Back with Will and Grace, I mean, Aaron and Dr. Mom. Aaron shows Dr Mom the amulet.
Where did you get this thing? RegrETSY?
He tells Dr Mom that Ben instructed him to bring it to a woman named Grace. Dr. Mom says she doesn’t know who that is.

Aaron says the fact that the power went OFF is scientifically crazy, so is the fact that no one can get it back on again. Unless, the power was turned off on purpose. Aaron says “What if we could get the power back on? What if you could see your kids again?” Ben told Aaron that Grace knows about the power. The whole even defied the laws of nature.
…and then we can get the kids together and put on a show!

Charlie and Miles, are crouched in the woods, and spy a chain gang. They look like the cast of survivor. They are pulling a helicopter.
Doesn’t someone have a AAA card? We can call for a tow?
Miles surmises – If Monroe thinks he can get the power going, imagine what he could do with one of those? He quickly sees Nora working on the chain gang.
The elusive Nora
The Random Chain Gang Dude in front of her collapses from exhaustion. She encourages him to stand up or they will kill him. 1/8th of a second later he is shot in the head. Jeez, what if he just had a cramp?!!?!?
Damn it! Do you know how hard it is to get brain-matter out of this tank top?
That evening while the Chain Gang are singing songs around the camp fire, Charlie makes a noise to distract the guard.
The guard goes to investigate and Miles swoops in and gets Nora.
oh. hi.
They run into the woods together. But Nora is not happy. She was on the chain gang in purpose, arrested on purpose because she is trying to steal the warden’s sniper rifle. A rifle is priceless on the black market. PLUS, Miles was supposed to stay away from Nora. Why… Restraining order? Crabs? Miles explains that he is there because of Charlie. Plus, Nora OWES Miles….Charlie wants to know what she owes him for. Miles says that Nora knows what she owes him for. But she still wants to get that rifle and she isn’t leaving without it.

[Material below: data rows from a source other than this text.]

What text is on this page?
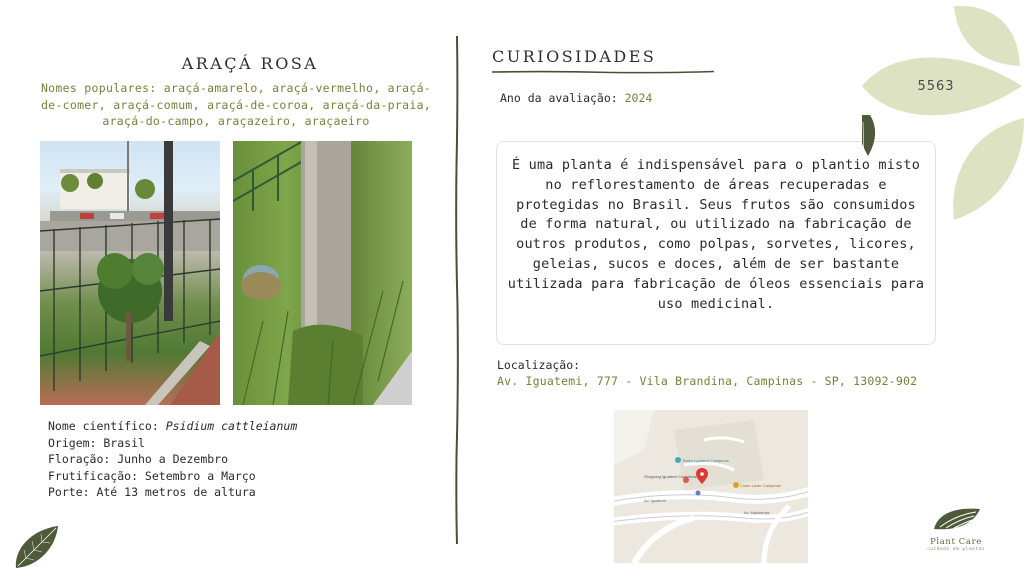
ARAÇÁ ROSA
Nomes populares: araçá-amarelo, araçá-vermelho, araçá-de-comer, araçá-comum, araçá-de-coroa, araçá-da-praia, araçá-do-campo, araçazeiro, araçaeiro
Nome científico: Psidium cattleianum
Origem: Brasil
Floração: Junho a Dezembro
Frutificação: Setembro a Março
Porte: Até 13 metros de altura
CURIOSIDADES
Ano da avaliação: 2024
É uma planta é indispensável para o plantio misto no reflorestamento de áreas recuperadas e protegidas no Brasil. Seus frutos são consumidos de forma natural, ou utilizado na fabricação de outros produtos, como polpas, sorvetes, licores, geleias, sucos e doces, além de ser bastante utilizada para fabricação de óleos essenciais para uso medicinal.
Localização:
Av. Iguatemi, 777 - Vila Brandina, Campinas - SP, 13092-902
Teatro Iguatemi Campinas
Shopping Iguatemi Campinas
Clube Lazer Campinas
Av. Iguatemi
Av. Mackenzie
5563
Plant Care
cuidado em plantas
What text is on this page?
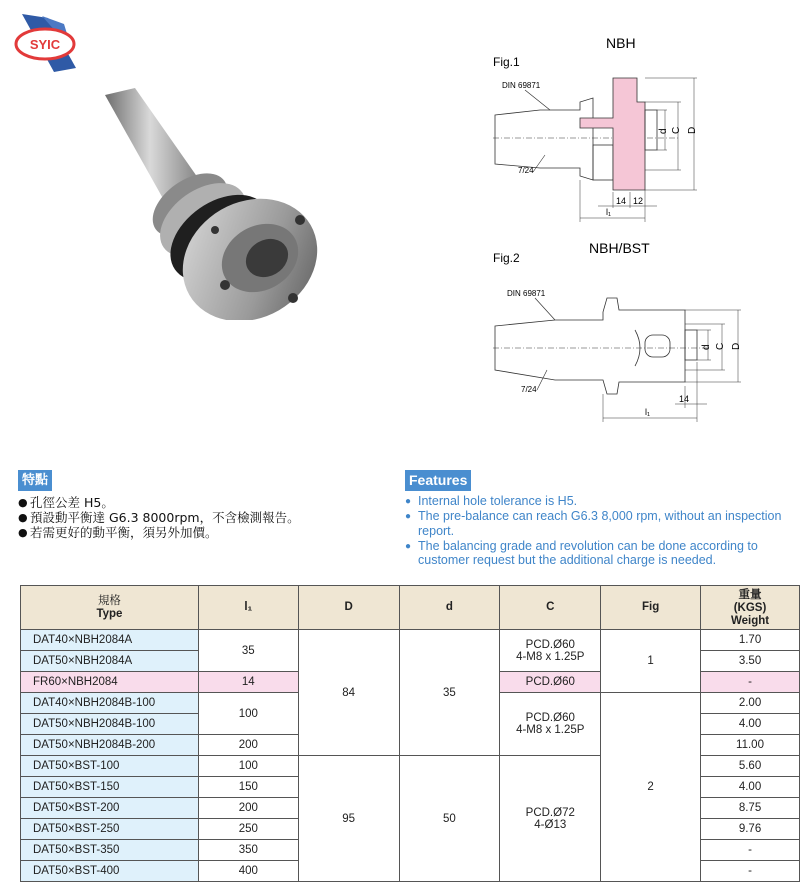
SYIC
Fig.1
NBH
DIN 69871
d C D
l₁
14 12
7/24
Fig.2
NBH/BST
DIN 69871
d C D
l₁
14
7/24
特點
● 孔徑公差 H5。
● 預設動平衡達 G6.3 8000rpm，不含檢測報告。
● 若需更好的動平衡，須另外加價。
Features
● Internal hole tolerance is H5.
● The pre-balance can reach G6.3 8,000 rpm, without an inspection report.
● The balancing grade and revolution can be done according to customer request but the additional charge is needed.
規格
Type	l₁	D	d	C	Fig	重量
(KGS)
Weight
DAT40×NBH2084A	35	84	35	PCD.Ø60
4-M8 x 1.25P	1	1.70
DAT50×NBH2084A						3.50
FR60×NBH2084	14			PCD.Ø60		-
DAT40×NBH2084B-100	100			PCD.Ø60
4-M8 x 1.25P	2	2.00
DAT50×NBH2084B-100						4.00
DAT50×NBH2084B-200	200					11.00
DAT50×BST-100	100	95	50	PCD.Ø72
4-Ø13		5.60
DAT50×BST-150	150					4.00
DAT50×BST-200	200					8.75
DAT50×BST-250	250					9.76
DAT50×BST-350	350					-
DAT50×BST-400	400					-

The following morning, Nora is fashioning a gun out of a paperclip and an orange peel.
Hillbilly Glock
If you like it, spread it!:
8 Comments
Underwhelming. Gratuitous violence. Schmalzy scenes ,big reveals (oh my gosh Rachel is still alive!!!!!)
and and and and-Miles STARTED the Militia???? How embarrassing. Gratuitous sweat-Nora. Unbelievably clean clothes-little Charlie and the white wheels on her wagon, -no combs and way to many short haircuts and trimmed beards. Bring back Terra Nova,Jericho,and Jeremiah. Kill this turkey. Only Romney would pardon it
and then put it in the garage and give it an elevator. Gar Bage. Killer outfits on the militia. China must still have the lights on.
“I’ve got to return some videotapes”
Is my favorite line from American Psycho!
So yeah, this series is starting to play out like a Saturday morning kids show or something. First the Twilight Dad, then The Hunger Games similarities, then all the Lost people showing up (even Jacob, sheesh).
Also, now we know Ponyboy didn’t stay golden *sad horns*. Whoever wrote this crappy show has probably already cashed his check and is on an extended vacation.
And to think I had such high hopes. Aside from the schmaltzy dialogue, I’m already lost, which is likely no coincidence. Feels as if they are simply trying to capitalize on Lost fame, but lack believability, logic, continuity, likable characters and …. um…. perhaps adult writers
PONY-BOY!!!! Can’t help but see his face and think of two things…Dallas Winston *swoon* and a severed finger in a plate of fries.
Aha! Exactly! It’s like the 2012 remake of H.R. Puffnstuff! Thanks Mmama Llama!
“H.R. Puffnstuff”
Or maybe Land of the Lost.. haha!
This is what I’m hoping for, when they film the second half of the season(if it makes it) they will either get a new writer or simply fix whats wrong(and damn there is a lot wrong). The premise behind the show is beyond awesome and I’m a ‘post-Apocalypse’-type show lover(first word I thought of was whore then realized I’m not 20).
Maybe just maybe Charley is the illegitimate daughter of Charlie and he’ll show up to take her to the Island. I don’t think Matthew Fox has a gig on 666 park Ave, Hawaii 5 – 0 or the next bad horror film JJ directs.